Legion Saison 1 : Le malade pas si imaginaire

6 Avr 2017 à 13:30

S’il y a bien une chose que l’on n’attend plus de l’adaptation d’un comic book, c’est qu’elle soit fidèle au matériel d’origine. Avec Legion, il n’y a aucun risque que cela change. Développée par Noah Hawley, cette série sort un des mutants des pages des X-Men et l’utilise comme étant le catalyseur d’une allégorie sur l’identité.

Ainsi, après avoir transposé le monde des frères Coen sur le petit écran avec Fargo, le scénariste construit son propre univers personnel et y pose un personnage à part, David Haller (Dan Stevens), le fils du célèbre Charles Xavier. Ce détail, nous le connaissons parce qu’il vient des comics, mais il se trouve que, dans cette première saison de Legion, David est une page blanche. Enfin, dans le sens où il ne sait pas véritablement qui il est et encore moins ce qu’il est.

Tout débute dans un hôpital psychiatrique où David rencontre Syd (Rachel Keller). Ils tombent amoureux, mais l’idylle se heurte rapidement à un obstacle quand les membres de l’obscure agence gouvernementale Division 3 interviennent. David est alors sauvé par Syd et ses amis qui vont tenter de l’aider à contrôler ses pouvoirs en explorant ses souvenirs. La clé de son identité réelle est dans son passé. Le problème est qu’il y a plus que ça dans sa tête.

Composée de seulement 8 épisodes, Legion nous propose ainsi une plongée dans la psyché de son héros malade. Entre récit métaphysique et aventure psychédélique, cette première saison est un vrai festival visuel et auditif.
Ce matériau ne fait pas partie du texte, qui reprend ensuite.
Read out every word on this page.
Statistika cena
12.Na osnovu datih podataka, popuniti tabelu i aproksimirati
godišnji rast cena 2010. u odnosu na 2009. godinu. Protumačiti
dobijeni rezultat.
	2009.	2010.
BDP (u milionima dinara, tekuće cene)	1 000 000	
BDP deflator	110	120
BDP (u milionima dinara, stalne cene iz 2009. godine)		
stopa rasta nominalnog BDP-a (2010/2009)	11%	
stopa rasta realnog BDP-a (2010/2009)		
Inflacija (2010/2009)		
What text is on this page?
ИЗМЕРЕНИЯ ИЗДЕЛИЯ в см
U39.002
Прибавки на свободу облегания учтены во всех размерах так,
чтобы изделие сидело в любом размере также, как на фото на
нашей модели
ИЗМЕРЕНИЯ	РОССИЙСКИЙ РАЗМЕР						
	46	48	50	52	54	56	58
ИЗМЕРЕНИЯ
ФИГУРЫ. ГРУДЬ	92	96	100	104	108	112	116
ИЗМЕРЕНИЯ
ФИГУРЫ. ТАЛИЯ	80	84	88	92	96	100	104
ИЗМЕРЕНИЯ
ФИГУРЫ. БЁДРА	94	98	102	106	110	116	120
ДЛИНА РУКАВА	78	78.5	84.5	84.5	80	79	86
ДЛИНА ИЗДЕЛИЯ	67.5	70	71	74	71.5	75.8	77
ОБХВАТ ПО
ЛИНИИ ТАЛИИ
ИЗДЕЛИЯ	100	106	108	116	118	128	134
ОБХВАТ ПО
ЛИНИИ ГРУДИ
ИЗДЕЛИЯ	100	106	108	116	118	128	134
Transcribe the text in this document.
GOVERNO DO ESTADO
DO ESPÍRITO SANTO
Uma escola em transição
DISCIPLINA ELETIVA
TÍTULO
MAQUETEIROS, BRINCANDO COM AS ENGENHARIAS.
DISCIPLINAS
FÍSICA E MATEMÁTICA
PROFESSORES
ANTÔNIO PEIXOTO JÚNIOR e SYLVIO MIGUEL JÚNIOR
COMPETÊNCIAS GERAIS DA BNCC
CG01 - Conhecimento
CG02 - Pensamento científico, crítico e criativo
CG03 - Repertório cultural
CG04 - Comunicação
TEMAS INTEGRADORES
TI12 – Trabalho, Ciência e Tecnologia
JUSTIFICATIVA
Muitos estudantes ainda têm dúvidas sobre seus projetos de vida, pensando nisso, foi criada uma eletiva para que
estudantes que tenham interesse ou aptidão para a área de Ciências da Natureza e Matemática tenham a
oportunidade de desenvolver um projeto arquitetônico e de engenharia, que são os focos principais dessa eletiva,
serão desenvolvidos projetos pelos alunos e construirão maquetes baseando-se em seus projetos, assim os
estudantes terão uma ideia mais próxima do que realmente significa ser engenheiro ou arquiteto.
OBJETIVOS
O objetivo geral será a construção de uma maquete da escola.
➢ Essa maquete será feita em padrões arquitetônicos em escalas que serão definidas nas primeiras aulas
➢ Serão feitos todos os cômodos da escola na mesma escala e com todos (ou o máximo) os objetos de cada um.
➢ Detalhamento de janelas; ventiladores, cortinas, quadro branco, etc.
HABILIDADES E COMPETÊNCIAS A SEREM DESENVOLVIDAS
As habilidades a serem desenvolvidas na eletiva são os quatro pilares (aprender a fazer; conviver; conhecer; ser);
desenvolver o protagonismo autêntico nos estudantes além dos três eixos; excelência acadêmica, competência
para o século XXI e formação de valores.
Avec l’esthétique qui mixe rétro et moderne tout en étant référentielle à souhait, le voyage ne ressemble à aucun autre et fascine pour cela.

Néanmoins, à force de s’appuyer sur le style à outrance, le récit se dilue en s’étirant plus que nécessaire et en cherchant à dérouter l’histoire pour éviter qu’elle ne parvienne trop rapidement à atteindre son point de non-retour.

Concrètement, Noah Hawley cherche à briser les codes du genre et se refuse d’embrasser une structure épisodique rigide. En faisant ça, sa saison forme un tout cohérent quand on prend du recul et apparait faite pour être bingée. Ce n’est pourtant pas de cette manière qu’elle a été proposée et chaque partie n’a définitivement pas le même intérêt que les autres.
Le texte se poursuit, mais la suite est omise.